To filter by multiple columns, click Add new filter after you specify all the data for the the current column. To remove a filter, click the red remove symbol on the left to it:

NOTE: The filters you select are applied simultaneously.

To apply a different filter, click the Clear Filter button and correct the previous parameters.

Per-Layer Comparison

To compare layers of a model before and after calibration, follow the steps described in Compare Performance between Two Versions of Models. After that, find the Layers Table at the bottom of the page:

NOTE: Make sure you select points on both graphs.

Each row of a table represents a layer of executed graphs of different model versions. The table displays execution time and precision. If a layer was executed in both versions, the table shows the difference between the execution time values of different model versions layers .

Click the layer name to see the details that appear on the right to the table. Switch between tabs to see parameters of layers that differ between the versions of the model:

In case a layer was not executed in one of the versions, the tool notifies you:

Visualize Graphs

Use the Visualize Models button under the Execution Time by Layer donut chart to visualize your model:

The panel with two graphs opens below. The graph on the right shows an original model in the OpenVINO™ IR format before it is executed by the Inference Engine, and the graph on the right shows how a model looks when it is executed by the Inference Engine.

Layers in the runtime graph and the IR (Intermediate Representation) graph have different meanings. The IR graph reflects the structure of a model, while the runtime graph shows how a specific version of the model was executed on a specific device. The runtime graphs usually have different structures for different model versions and for the same model run on different devices, because every device executes models in a certain way to achieve the best performance.

To adjust the scale, use magnifying glass icons or your mouse scroll wheel. To quickly find a layer, use the Search button. Enter a layer name or input dimensions in the FIND field that opens:

To learn details about a layer, click its name. The Node Properties window appears on the right:

DL Workbench supports mapping between runtime and execution layers, which visually represents whether a layer was fused, tiled, or stayed intact. Use the Show Runtime Layers and Show Original Layers buttons correspondingly. Analogous layers are highlighted with dashed borders.
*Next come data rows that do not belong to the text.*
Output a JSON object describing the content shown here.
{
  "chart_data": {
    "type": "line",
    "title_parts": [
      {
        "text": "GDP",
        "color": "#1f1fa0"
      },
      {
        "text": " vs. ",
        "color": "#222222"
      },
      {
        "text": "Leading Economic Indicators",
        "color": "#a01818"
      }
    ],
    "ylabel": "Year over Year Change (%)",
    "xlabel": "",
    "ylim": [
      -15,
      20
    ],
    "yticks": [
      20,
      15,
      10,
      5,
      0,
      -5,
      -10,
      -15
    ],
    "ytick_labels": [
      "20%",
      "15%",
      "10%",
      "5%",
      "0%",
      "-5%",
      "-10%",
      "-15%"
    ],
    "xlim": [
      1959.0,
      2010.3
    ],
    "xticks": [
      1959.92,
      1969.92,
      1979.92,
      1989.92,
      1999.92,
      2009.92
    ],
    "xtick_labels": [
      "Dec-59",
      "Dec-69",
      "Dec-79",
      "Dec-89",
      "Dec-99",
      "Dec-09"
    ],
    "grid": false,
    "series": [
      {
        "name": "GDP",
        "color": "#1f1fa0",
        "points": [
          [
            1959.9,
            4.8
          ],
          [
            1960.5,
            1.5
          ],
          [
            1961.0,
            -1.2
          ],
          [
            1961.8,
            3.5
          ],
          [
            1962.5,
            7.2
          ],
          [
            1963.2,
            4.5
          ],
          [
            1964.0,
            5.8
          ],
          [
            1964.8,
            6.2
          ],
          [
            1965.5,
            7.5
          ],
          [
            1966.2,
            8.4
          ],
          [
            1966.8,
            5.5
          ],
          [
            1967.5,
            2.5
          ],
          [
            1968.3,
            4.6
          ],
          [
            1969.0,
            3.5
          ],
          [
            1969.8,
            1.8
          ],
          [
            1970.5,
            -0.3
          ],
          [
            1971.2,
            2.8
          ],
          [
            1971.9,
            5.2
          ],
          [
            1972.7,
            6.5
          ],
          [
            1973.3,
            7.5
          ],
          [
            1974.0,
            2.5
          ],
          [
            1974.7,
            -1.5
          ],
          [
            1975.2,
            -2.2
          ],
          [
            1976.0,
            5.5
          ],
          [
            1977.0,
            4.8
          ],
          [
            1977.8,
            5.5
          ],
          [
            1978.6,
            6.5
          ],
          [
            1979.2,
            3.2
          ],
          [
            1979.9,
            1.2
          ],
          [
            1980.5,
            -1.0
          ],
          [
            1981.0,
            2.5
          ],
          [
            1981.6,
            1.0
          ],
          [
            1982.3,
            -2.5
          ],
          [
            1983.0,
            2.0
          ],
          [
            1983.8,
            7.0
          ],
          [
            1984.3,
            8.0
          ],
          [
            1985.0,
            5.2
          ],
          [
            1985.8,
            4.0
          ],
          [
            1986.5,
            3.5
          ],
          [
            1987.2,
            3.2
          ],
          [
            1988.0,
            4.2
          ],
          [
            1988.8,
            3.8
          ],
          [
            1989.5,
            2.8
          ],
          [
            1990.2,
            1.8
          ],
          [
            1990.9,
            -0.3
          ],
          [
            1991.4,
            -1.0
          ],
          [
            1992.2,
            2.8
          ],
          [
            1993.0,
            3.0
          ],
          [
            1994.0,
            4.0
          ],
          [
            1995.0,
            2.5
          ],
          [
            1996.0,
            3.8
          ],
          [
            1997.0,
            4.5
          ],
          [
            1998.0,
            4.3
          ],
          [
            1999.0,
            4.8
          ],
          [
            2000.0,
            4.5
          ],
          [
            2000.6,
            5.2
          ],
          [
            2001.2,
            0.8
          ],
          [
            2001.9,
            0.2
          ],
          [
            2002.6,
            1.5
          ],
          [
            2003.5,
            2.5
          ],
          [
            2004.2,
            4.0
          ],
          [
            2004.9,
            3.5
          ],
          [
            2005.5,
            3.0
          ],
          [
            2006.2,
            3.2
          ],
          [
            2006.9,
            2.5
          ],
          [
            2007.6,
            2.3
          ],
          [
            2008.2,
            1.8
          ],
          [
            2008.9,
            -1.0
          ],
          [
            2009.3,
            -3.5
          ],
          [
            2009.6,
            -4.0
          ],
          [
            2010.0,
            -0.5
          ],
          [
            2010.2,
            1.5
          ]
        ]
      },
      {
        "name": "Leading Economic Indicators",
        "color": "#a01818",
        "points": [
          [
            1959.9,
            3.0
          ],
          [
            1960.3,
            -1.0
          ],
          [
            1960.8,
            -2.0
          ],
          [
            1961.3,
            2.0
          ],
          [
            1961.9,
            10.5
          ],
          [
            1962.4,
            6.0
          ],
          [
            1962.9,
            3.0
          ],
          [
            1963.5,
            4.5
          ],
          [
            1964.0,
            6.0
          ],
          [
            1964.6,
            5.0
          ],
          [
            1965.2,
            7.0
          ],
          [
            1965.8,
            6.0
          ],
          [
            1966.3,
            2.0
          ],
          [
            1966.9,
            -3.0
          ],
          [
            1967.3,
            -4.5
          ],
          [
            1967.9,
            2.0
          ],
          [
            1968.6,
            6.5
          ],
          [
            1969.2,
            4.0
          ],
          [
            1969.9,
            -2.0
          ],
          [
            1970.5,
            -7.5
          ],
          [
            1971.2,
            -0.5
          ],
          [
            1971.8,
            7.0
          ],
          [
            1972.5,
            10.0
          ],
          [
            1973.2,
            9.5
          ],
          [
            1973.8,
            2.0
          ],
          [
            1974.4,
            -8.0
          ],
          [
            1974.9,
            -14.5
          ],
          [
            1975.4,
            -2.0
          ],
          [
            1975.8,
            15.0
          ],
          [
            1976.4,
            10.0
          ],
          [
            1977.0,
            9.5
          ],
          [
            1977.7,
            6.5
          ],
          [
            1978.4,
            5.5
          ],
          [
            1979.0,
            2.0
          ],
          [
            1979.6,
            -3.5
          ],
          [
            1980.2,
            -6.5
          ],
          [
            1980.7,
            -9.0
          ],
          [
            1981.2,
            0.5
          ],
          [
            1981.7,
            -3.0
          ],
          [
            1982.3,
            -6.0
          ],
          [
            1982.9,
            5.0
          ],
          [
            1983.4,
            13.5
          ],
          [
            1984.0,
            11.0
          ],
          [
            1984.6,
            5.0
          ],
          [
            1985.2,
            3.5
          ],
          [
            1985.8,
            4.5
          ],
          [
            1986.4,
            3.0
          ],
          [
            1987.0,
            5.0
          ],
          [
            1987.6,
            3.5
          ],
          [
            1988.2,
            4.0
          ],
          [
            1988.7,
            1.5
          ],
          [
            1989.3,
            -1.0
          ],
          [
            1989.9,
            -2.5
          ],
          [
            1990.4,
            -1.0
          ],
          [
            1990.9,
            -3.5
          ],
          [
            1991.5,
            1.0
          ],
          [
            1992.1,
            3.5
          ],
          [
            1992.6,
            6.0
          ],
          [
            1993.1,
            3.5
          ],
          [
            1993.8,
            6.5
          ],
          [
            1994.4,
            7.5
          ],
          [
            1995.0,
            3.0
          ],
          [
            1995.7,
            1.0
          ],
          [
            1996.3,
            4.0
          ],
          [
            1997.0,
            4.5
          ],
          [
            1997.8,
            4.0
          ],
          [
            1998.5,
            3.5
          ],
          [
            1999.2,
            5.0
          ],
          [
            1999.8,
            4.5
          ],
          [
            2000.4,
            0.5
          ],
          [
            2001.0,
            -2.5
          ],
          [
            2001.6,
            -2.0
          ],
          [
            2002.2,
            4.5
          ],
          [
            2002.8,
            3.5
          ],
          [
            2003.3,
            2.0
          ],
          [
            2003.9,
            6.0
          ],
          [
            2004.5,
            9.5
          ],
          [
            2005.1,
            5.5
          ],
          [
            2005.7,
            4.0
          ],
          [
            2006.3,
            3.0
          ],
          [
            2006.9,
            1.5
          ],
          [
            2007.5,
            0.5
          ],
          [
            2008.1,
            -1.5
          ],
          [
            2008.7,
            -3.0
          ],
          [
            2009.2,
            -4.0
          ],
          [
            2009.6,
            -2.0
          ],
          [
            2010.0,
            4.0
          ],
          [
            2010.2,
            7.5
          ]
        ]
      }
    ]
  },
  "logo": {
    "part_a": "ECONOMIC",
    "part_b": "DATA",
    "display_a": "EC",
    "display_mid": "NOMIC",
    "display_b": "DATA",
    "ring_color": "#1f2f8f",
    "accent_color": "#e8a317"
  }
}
If a layer does not have a corresponding layer, the button is disabled:

You can also visualize execution time of layers. Click Execution Time Coloring on the Runtime Graph side. The graph gets colored according to the scale that appears above it. To return to the generic view, click Hide Coloring.

Recommendations on Reading Model Graphs

To learn about graph optimization algorithms supported on different plugins, see the Inference Engine CPU, Intel® Processor Graphics, and Intel® Movidius™ Neural Compute Stick 2 and Intel® Vision Accelerator Design with Intel® Movidius™ VPUs supported plugins documentation. For additional details on reading graphs of a model executed on a VPU plugin, see the section below.

Models Executed on a VPU Plugin

If layers are joined, the Runtime graph displays an HwOp layer with two input and two output layers:

In the Runtime graph, FullyConnected, GEMM, and 3D Convolution layers are expressed as a sequence of 2D Convolution layers.

Certain graph features may be the signs of a low-performance model:

The graph contains many tiles and their dimensions are small. For example, if your graph has many 1x4x1x1 tiles, the model is likely to have a low performance.
The graph contains many Split, Expand, Reshape, Pad, and Concatenate layers.
The graph contains many Copy layers and they are outside of tilings.